Technical analysis

A sharp slowdown in China

China’s PMIs released over the weekend were much weaker than expected, with the manufacturing index signalling a downturn.

The official manufacturing PMI fell to 49.2 in April from 51.9 the previous month and 51.4 expected. This sudden drop suggests that the economy has lost momentum much more quickly than analysts had expected, following a brief boom at the end of last year as the zero-coupon policy was rolled back. The publication’s commentary suggests a contraction in manufacturing demand after several months of rapid growth.

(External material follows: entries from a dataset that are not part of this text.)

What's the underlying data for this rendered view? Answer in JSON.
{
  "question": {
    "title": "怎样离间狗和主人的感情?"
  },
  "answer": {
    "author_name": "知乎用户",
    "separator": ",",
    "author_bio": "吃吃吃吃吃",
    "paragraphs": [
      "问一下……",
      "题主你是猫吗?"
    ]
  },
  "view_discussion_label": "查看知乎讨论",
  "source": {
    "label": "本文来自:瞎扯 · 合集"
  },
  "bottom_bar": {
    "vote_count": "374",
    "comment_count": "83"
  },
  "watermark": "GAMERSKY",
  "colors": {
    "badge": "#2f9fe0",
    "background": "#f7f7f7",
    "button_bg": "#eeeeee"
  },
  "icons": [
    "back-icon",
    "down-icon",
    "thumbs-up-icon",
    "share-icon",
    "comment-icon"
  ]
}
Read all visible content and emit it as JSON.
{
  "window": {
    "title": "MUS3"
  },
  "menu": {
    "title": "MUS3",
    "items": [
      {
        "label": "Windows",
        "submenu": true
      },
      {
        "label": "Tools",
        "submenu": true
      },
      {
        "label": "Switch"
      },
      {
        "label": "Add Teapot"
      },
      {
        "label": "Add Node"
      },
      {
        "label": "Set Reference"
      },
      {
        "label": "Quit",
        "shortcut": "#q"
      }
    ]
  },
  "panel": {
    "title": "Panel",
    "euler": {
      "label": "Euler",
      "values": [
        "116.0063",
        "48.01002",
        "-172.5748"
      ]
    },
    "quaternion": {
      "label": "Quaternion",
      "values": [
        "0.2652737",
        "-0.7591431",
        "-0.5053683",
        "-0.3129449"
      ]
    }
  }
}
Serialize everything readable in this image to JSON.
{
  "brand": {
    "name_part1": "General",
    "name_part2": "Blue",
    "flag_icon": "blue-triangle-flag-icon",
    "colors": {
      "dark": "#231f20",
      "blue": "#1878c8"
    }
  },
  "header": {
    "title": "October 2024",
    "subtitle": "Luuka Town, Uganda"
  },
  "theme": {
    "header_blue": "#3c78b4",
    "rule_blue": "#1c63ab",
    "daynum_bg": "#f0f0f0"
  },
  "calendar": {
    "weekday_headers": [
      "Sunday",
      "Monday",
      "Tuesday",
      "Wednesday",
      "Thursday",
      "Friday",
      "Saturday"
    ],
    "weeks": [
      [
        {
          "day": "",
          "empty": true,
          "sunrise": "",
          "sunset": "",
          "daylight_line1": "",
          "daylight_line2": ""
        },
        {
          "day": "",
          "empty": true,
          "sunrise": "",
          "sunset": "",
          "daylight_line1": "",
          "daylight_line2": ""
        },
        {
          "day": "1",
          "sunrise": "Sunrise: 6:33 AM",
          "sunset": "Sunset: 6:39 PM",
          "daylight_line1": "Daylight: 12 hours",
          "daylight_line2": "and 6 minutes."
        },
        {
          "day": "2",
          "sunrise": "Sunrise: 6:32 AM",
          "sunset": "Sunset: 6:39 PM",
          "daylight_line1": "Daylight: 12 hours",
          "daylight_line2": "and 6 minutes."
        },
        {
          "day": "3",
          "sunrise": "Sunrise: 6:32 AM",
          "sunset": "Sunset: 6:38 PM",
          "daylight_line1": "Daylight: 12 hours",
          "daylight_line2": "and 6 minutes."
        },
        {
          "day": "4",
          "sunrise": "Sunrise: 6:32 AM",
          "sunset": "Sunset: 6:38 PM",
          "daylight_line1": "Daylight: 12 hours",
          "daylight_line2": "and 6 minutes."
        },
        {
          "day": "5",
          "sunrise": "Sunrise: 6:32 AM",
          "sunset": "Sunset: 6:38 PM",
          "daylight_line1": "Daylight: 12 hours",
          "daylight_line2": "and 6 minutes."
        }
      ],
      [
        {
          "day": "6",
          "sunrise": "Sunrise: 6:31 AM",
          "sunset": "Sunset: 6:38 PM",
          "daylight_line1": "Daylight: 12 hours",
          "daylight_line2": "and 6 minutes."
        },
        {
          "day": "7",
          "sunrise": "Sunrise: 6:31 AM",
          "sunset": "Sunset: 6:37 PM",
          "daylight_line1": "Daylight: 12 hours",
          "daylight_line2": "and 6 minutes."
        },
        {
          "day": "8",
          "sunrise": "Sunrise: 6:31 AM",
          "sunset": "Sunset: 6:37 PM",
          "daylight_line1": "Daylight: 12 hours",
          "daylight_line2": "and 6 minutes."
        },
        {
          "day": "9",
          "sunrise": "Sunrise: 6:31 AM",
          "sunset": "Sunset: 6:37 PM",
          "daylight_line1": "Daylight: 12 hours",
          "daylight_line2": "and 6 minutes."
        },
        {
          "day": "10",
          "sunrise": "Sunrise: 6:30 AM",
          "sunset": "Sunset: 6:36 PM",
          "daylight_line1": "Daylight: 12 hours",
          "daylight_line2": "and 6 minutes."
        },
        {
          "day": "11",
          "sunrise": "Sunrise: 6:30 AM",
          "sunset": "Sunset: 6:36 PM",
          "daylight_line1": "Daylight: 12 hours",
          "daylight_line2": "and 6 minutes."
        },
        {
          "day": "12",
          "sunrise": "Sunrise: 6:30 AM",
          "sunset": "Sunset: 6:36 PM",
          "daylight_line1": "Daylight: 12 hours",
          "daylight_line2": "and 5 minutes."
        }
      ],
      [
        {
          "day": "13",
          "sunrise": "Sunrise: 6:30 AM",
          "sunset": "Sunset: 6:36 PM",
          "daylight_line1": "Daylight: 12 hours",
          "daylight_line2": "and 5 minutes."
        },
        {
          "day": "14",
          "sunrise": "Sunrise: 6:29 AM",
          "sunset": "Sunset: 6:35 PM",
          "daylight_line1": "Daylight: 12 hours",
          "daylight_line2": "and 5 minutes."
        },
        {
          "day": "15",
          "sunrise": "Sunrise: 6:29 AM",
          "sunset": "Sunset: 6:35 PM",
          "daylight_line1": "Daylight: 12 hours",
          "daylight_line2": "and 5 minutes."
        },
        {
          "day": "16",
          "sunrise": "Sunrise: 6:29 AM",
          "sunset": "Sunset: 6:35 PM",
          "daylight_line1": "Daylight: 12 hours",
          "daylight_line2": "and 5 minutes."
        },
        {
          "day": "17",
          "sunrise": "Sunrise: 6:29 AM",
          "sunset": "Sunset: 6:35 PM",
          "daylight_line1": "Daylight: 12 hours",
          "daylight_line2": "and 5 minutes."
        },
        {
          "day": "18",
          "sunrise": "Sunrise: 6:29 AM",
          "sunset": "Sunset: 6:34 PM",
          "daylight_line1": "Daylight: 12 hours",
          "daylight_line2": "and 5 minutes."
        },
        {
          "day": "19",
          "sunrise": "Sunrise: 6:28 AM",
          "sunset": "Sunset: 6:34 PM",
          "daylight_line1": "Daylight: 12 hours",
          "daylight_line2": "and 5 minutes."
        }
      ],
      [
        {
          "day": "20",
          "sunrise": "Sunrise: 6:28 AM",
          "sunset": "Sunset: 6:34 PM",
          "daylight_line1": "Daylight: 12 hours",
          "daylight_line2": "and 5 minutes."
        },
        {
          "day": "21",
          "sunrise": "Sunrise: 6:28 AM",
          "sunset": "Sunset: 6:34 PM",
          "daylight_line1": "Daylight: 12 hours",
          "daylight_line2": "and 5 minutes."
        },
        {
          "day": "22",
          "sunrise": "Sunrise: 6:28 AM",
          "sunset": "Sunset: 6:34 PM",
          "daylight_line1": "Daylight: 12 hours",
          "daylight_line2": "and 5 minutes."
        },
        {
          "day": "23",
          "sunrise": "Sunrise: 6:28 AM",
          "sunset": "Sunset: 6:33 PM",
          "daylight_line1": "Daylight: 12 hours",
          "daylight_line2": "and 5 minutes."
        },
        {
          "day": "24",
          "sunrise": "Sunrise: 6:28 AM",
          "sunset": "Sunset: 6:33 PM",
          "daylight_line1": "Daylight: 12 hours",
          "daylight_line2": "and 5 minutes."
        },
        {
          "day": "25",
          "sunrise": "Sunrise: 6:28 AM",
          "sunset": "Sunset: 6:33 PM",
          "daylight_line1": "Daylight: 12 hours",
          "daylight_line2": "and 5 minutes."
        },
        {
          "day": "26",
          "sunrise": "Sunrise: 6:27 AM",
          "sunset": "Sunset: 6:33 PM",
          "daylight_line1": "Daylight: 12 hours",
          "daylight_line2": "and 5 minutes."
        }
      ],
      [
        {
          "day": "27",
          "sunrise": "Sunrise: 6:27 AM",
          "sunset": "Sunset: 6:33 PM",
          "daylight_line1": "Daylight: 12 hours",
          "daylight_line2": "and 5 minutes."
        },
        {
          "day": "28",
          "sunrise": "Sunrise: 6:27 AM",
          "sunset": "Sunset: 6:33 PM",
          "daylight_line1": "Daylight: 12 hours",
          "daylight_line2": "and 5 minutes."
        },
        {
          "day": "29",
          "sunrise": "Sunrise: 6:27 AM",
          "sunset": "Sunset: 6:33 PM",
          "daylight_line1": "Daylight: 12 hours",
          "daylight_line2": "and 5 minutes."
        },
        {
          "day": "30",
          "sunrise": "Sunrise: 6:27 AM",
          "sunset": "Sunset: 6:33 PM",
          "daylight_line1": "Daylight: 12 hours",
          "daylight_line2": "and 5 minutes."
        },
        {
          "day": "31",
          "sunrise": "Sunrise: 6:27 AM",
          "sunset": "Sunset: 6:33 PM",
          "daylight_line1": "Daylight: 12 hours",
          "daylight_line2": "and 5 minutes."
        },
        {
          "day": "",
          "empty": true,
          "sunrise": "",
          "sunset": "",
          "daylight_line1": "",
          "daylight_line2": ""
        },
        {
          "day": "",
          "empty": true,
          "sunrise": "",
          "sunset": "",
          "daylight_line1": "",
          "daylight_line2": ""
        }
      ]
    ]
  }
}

Historically, last month’s levels are nothing to write home about. This sets the mood that Chinese manufacturing activity is close to stagnating or even deteriorating, with a downtrend from 2018 despite a very bumpy road due to COVID-19.

The non-manufacturing sector feels much better, losing 1.8 percentage points over the month to 56.4. The long history clearly shows that the growth rate of the non-manufacturing sector has long been a drag on the economy.

Traditionally, market participants pay more attention to production dynamics as it sheds light on global trends and allows for assessing export and import potential, affecting the renminbi exchange rate. Moreover, production often acts as a leading indicator of economic trends.

In this context, it is unsurprising that the renminbi fell, and the USDCNH rose on Monday. Last week it broke above its 200-day MA at 6.95 but did not dare to break through. At the same time, the pullback level to 61.8% of the November and February declines is also in this area.

A decisive break of this long-term trend indicator is likely to be postponed by the outcome of the Fed meeting. A move lower in the USDCNH could be the prologue to a move lower to 6.30 in the coming months. A sharp move higher would reclassify the pair’s rise in recent weeks from a correction to a new advance and could lead to a significant increase in the pair’s volatility.